Recuerdo otra localidad, esta vez de La Mancha, cruzada por una carretera nacional, de unos colores delirantes, extrañamente azules en mitad de la llanura seca, como si reflejaran un cielo que no es el de esa claridad infinita y ascética de la meseta, sino el de la costa, húmedo, denso. Parecía que en las casas de ese lugar destellara un mar añil. Luego estuve unos cuantos años atenta a ver de nuevo aquel pueblo cada vez que atravesaba La Mancha en el coche con mi padres, lo que ocurría con frecuencia, pues pasaba todas mis vacaciones en el sur. Llegué a estar convencida de que nunca veía aquel pueblo porque me distraía o me dormía o porque, a fuerza de mirar por la ventanilla, había dejado de distinguir las singularidades del paisaje, convertido en una monótona sucesión. Hasta que un día soñé con ese pueblo, con su mismo azul psicodélico, y entonces me di cuenta de que siempre había sido un escenario onírico.

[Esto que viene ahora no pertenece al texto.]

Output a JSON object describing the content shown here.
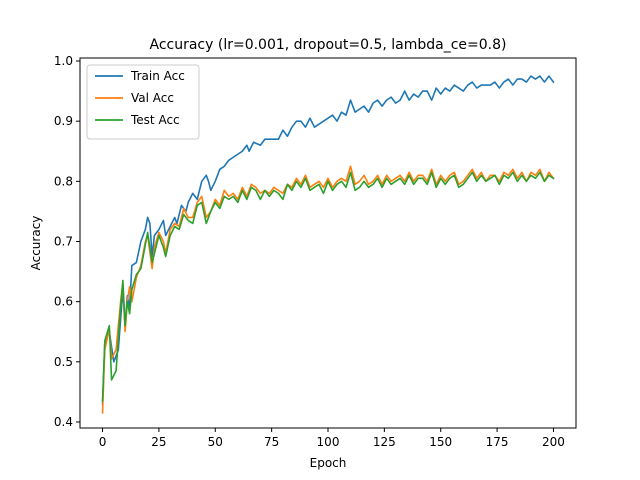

El diario El País se hacía eco el otro día de un estudio publicado en Psychological Science donde se concluía que el 40% de los recuerdos de infancia son inventados. La ciencia a veces no parece estar por delante, sino por detrás de lo que sabemos, pero incluso así siempre es pertinente pertrecharse tras un “científicamente comprobado”. Las conclusiones del estudio son la mar de interesantes porque confirman lo que cualquiera observa en los demás y en sí mismo, y también lo que han tematizado, siglos ha, disciplinas como la literatura: que nos construimos una identidad a medida, una identidad que encaja ya no sólo con lo que, conscientemente o no, es nuestra voluntad, sino también con la de nuestra familia y círculo social, e incluso con nuestros patrones culturales (“Entre los europeos o norteamericanos, por ejemplo, las personas se suelen recordar a sí mismas con más frecuencia como participantes activos en sus primeras memorias mientras los asiáticos o las personas de oriente medio se sitúan habitualmente como observadores”, se dice en el artículo). Y es que, como apuntaba más arriba, a veces en las invenciones subyace una verdad mayor que la que arrojan los hechos.